Okay, John and Mary have never been Catholic, but are baptized Christians. They get married outside the CC (presumably valid in the eyes of the CC, because John and Mary are not Catholic and thus not obligated to follow Catholic rules of marriage). John and Mary then get a civil divorce (NOT recognized by the CC and also not recognized by many Protestants). Mary then marries Bill in a ceremony recognized by some liberal Protestant church as valid (NOT recognized by the CC or by some Protestants because Mary was not free to marry). Time passes. John dies due to natural causes/disease/accident or another reason not intentionally caused by Bill or Mary. What is the situation of Mary and Bill in the eyes of the CC? Mary is now longer bound to John because he is now dead. Does John's death retroactively validate Mary and Bill's 'marriage', or would they have to go through another ceremony to get married 'for real' this time? In a more general sense, if the parties are not free to marry when the ceremony actually takes place, but the situation that was preventing them from being free to marry becomes resolved at some future time after the ceremony is complete and they have begun to cohabit, does that retroactively 'fix' the marriage and make it valid, or does it mean that the marriage is still null, but the parties are free to get married 'for real' if they so choose? If the second, is this the same process as a Convalidation that is used to rectify the situation when a Catholic has gotten married outside the CC, or would it be of a different nature or form?
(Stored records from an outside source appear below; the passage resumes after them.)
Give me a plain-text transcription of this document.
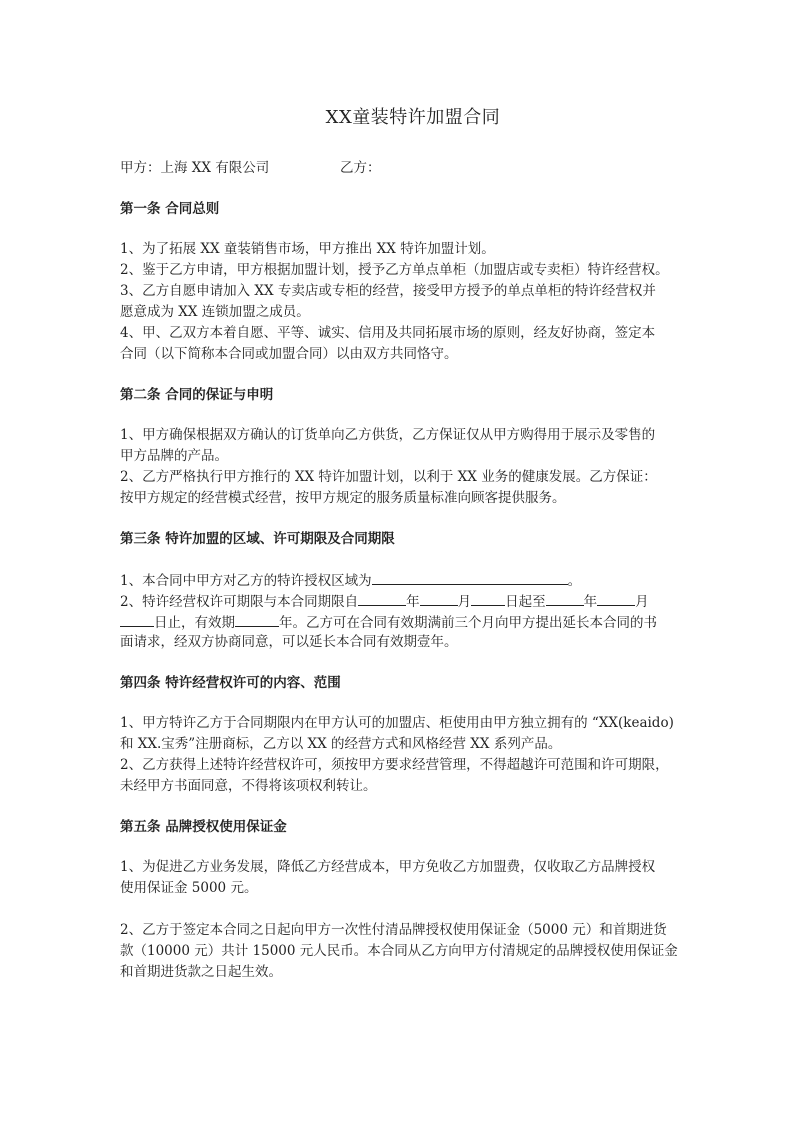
XX童装特许加盟合同
甲方：上海 XX 有限公司	乙方：
第一条 合同总则
1、为了拓展 XX 童装销售市场，甲方推出 XX 特许加盟计划。
2、鉴于乙方申请，甲方根据加盟计划，授予乙方单点单柜（加盟店或专卖柜）特许经营权。
3、乙方自愿申请加入 XX 专卖店或专柜的经营，接受甲方授予的单点单柜的特许经营权并
愿意成为 XX 连锁加盟之成员。
4、甲、乙双方本着自愿、平等、诚实、信用及共同拓展市场的原则，经友好协商，签定本
合同（以下简称本合同或加盟合同）以由双方共同恪守。
第二条 合同的保证与申明
1、甲方确保根据双方确认的订货单向乙方供货，乙方保证仅从甲方购得用于展示及零售的
甲方品牌的产品。
2、乙方严格执行甲方推行的 XX 特许加盟计划，以利于 XX 业务的健康发展。乙方保证：
按甲方规定的经营模式经营，按甲方规定的服务质量标准向顾客提供服务。
第三条 特许加盟的区域、许可期限及合同期限
1、本合同中甲方对乙方的特许授权区域为	。
2、特许经营权许可期限与本合同期限自	年	月	日起至	年	月
日止，有效期	年。乙方可在合同有效期满前三个月向甲方提出延长本合同的书
面请求，经双方协商同意，可以延长本合同有效期壹年。
第四条 特许经营权许可的内容、范围
1、甲方特许乙方于合同期限内在甲方认可的加盟店、柜使用由甲方独立拥有的 “XX(keaido)
和 XX.宝秀”注册商标，乙方以 XX 的经营方式和风格经营 XX 系列产品。
2、乙方获得上述特许经营权许可，须按甲方要求经营管理，不得超越许可范围和许可期限，
未经甲方书面同意，不得将该项权利转让。
第五条 品牌授权使用保证金
1、为促进乙方业务发展，降低乙方经营成本，甲方免收乙方加盟费，仅收取乙方品牌授权
使用保证金 5000 元。
2、乙方于签定本合同之日起向甲方一次性付清品牌授权使用保证金（5000 元）和首期进货
款（10000 元）共计 15000 元人民币。本合同从乙方向甲方付清规定的品牌授权使用保证金
和首期进货款之日起生效。
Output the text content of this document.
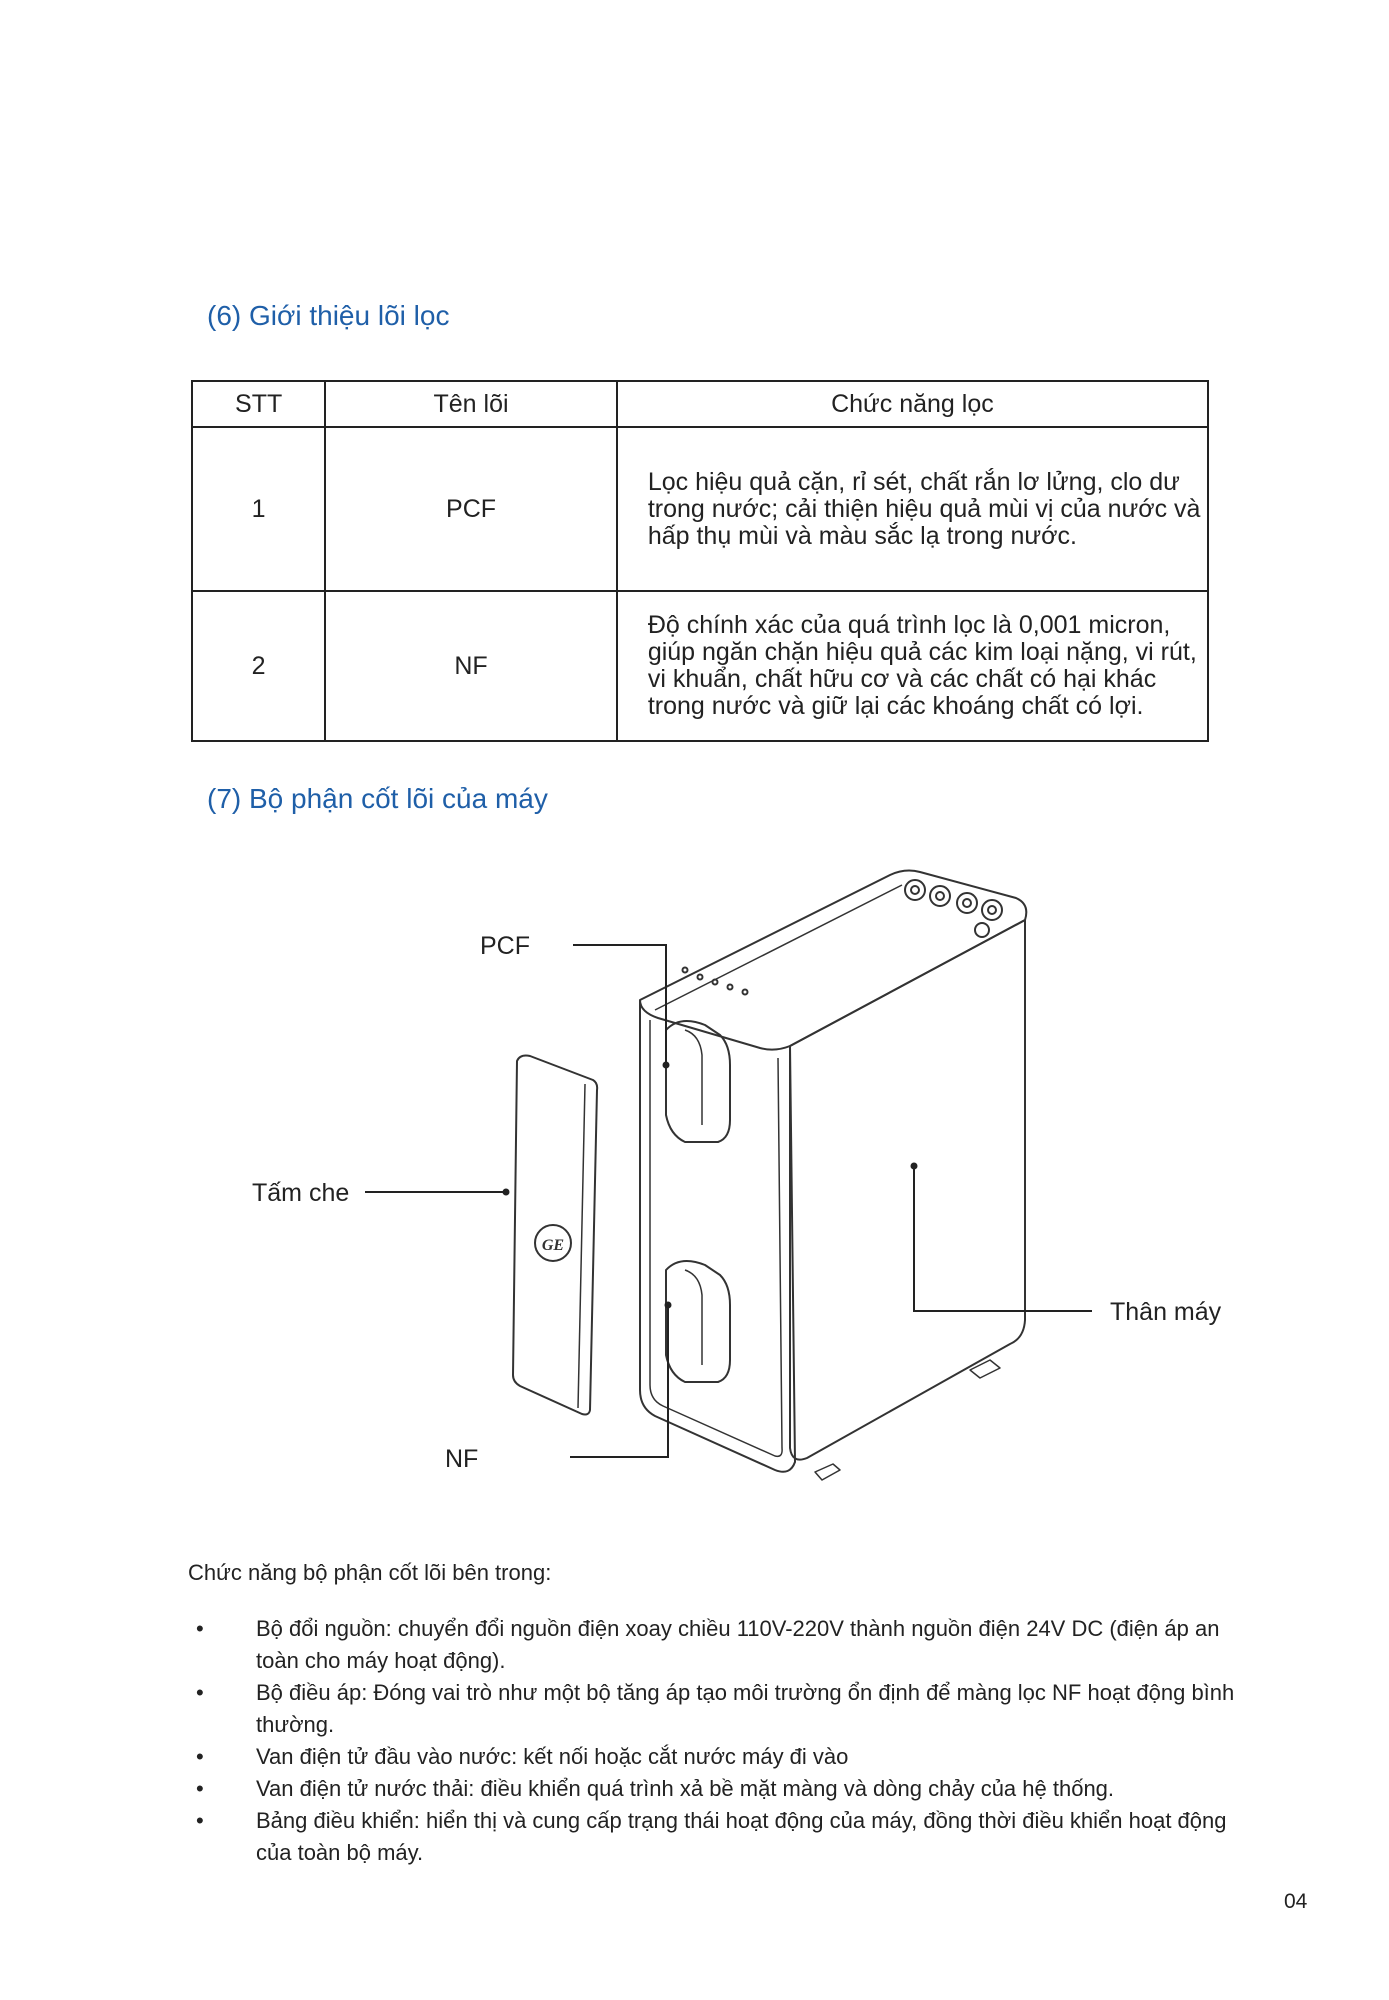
(6) Giới thiệu lõi lọc
STT	Tên lõi	Chức năng lọc
1	PCF	Lọc hiệu quả cặn, rỉ sét, chất rắn lơ lửng, clo dư trong nước; cải thiện hiệu quả mùi vị của nước và hấp thụ mùi và màu sắc lạ trong nước.
2	NF	Độ chính xác của quá trình lọc là 0,001 micron, giúp ngăn chặn hiệu quả các kim loại nặng, vi rút, vi khuẩn, chất hữu cơ và các chất có hại khác trong nước và giữ lại các khoáng chất có lợi.
(7) Bộ phận cốt lõi của máy
GE
PCF
Tấm che
Thân máy
NF

Chức năng bộ phận cốt lõi bên trong:

• Bộ đổi nguồn: chuyển đổi nguồn điện xoay chiều 110V-220V thành nguồn điện 24V DC (điện áp an toàn cho máy hoạt động).
• Bộ điều áp: Đóng vai trò như một bộ tăng áp tạo môi trường ổn định để màng lọc NF hoạt động bình thường.
• Van điện tử đầu vào nước: kết nối hoặc cắt nước máy đi vào
• Van điện tử nước thải: điều khiển quá trình xả bề mặt màng và dòng chảy của hệ thống.
• Bảng điều khiển: hiển thị và cung cấp trạng thái hoạt động của máy, đồng thời điều khiển hoạt động của toàn bộ máy.

04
I'm not talking about whether or not Mary and Bill have sinned in the eyes of the CC, and to what extent, by living together in an invalid marriage. That might depend on their knowledge of the situation and the rules of marriage. What I am interested in is what their standing would be before the CC if, say, they wanted to convert or if they otherwise needed to get the CC's viewpoint of the situation.

While this question is based on people I know, it does not involve me and the people in question are not currently investigating the CC to my knowledge.


The marriage is not validated retroactively. Something must occur to start a valid marriage after John is dead.

For Catholics, that “something” is a convalidation, which is essentially a new (and this time valid) wedding. For two non-Catholics, that “something” is the continuation of the consent that Mary and Bill originally exchanged at their wedding ceremony. In juridical practice, this usually translates into Mary and Bill having marital relations after John’s death. That is, if Mary and Bill had divorced prior to John’s death, then Mary and Bill would never have a valid marriage.